RTFlash

RTFlash a besoin de vous pour continuer à exister !

Propulsé par HelloAsso

Vivant

Liminib, nouvelle molécule anticancéreuse

La plupart des traitements et médicaments contre le cancer se focalisent sur les tumeurs primaires alors que les métastases sont encore aujourd’hui à l’origine de 90 % de la mortalité. Depuis quelques années, les chercheurs  commencent à comprendre les mécanismes de développement des métastases et ils veulent vérifier l’hypothèse que des inhibiteurs bloquant l’activité de l’enzyme kinase intervenant dans la voie de la cofiline pourraient permettre de bloquer le processus qui mène aux métastases.
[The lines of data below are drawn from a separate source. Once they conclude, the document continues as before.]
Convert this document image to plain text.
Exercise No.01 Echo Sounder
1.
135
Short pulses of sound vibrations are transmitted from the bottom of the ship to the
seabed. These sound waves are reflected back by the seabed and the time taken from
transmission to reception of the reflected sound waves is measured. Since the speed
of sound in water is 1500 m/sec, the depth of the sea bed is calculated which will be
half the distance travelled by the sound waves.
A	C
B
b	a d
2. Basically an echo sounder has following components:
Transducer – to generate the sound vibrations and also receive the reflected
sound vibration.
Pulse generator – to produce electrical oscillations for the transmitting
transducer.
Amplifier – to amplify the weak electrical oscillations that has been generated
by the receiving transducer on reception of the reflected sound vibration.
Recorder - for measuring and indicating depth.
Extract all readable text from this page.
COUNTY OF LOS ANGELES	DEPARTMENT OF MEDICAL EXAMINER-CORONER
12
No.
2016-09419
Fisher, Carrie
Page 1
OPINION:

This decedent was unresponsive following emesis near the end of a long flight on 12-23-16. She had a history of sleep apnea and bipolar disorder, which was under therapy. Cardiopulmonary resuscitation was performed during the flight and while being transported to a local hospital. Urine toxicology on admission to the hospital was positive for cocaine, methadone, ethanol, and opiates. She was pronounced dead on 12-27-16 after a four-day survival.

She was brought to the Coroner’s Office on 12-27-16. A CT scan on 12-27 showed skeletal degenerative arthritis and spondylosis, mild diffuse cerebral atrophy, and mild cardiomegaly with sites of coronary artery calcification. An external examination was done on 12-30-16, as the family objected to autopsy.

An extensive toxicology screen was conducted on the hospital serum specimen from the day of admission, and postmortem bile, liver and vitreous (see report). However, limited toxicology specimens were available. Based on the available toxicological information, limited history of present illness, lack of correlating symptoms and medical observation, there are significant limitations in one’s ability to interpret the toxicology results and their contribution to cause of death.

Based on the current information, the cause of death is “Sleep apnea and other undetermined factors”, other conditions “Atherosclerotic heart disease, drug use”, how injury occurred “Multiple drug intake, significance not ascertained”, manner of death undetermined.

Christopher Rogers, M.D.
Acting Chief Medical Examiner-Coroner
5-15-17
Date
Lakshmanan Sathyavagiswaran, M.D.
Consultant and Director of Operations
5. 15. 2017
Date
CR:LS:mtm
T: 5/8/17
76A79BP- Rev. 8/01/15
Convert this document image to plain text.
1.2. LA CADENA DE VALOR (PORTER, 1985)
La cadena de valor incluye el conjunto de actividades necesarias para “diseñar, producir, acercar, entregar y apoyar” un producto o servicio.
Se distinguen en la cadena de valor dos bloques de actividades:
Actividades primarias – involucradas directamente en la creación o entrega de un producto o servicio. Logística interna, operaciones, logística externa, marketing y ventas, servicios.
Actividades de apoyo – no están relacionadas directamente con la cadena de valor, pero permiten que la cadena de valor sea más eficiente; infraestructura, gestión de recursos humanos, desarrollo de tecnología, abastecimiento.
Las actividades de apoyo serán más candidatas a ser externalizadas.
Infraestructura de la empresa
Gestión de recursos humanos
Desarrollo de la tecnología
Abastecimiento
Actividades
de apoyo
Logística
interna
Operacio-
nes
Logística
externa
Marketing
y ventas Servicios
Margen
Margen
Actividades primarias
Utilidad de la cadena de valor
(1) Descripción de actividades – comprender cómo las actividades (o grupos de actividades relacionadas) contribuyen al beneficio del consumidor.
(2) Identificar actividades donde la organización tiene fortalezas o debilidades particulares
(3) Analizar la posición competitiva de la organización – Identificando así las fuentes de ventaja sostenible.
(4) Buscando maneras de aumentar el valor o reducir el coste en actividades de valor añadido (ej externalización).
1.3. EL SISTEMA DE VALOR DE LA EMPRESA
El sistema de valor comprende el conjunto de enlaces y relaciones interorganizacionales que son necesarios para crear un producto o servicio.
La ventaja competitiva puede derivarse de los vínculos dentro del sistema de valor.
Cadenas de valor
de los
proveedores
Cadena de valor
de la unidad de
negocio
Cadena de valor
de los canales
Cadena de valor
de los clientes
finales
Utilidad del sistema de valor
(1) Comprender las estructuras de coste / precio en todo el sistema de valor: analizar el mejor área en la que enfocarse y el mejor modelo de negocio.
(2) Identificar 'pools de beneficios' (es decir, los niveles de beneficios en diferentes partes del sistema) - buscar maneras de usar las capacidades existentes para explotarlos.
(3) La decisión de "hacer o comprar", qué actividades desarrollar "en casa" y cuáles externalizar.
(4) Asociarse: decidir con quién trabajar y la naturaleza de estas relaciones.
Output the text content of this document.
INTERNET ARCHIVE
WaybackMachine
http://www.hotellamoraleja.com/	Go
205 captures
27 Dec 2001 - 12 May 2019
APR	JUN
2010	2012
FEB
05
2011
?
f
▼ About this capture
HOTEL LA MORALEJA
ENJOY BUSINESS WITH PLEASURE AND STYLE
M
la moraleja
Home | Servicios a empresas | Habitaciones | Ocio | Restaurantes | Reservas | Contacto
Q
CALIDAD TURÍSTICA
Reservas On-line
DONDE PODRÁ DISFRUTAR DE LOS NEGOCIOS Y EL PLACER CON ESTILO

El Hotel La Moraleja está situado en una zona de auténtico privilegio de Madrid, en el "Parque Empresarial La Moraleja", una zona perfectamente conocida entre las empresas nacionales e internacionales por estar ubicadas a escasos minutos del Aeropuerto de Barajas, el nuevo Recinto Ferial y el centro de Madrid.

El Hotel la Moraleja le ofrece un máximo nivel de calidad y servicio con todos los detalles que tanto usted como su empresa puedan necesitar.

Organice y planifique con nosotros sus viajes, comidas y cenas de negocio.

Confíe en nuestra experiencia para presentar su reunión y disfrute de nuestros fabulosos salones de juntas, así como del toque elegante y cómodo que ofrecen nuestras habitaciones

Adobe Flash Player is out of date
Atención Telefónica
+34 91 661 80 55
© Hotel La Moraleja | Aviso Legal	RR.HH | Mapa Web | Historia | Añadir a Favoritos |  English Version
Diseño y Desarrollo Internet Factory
Laurence Lafanechère, directeur de recherche à l’iRTSV du CEA Grenoble, a mis au point un test cellulaire pour sélectionner, par criblage à haut débit (30 000 molécules), des agents bloquant notamment la mobilité des cellules métastasiques responsables de la dispersion du cancer dans l’organisme. Après une série de tests in vivo sur plus de 100 kinases, Laurence Lafanechère dispose de la preuve que sa molécule détient une bonne efficacité thérapeutique. Cette molécule se nomme “Liminib”, et elle a ce talent d’inhiber de manière sélective l’enzyme LIM Kinase, une enzyme impliquée dans la motilité des cellules métastasiques. Laurence Lafanechère et son équipe de l’Institut Albert- Bonniot/CNRS, l’ont découverte en mettant au point un test cellulaire permettant de sélectionner, par criblage à haut débit, des agents ciblant des régulateurs du cytosquelette. Alors identifiée, cette molécule a révélé sa toxicité sur certains cancers, y compris ceux ayant développé des mécanismes de résistance aux traitements utilisés en chimiothérapies conventionnelles.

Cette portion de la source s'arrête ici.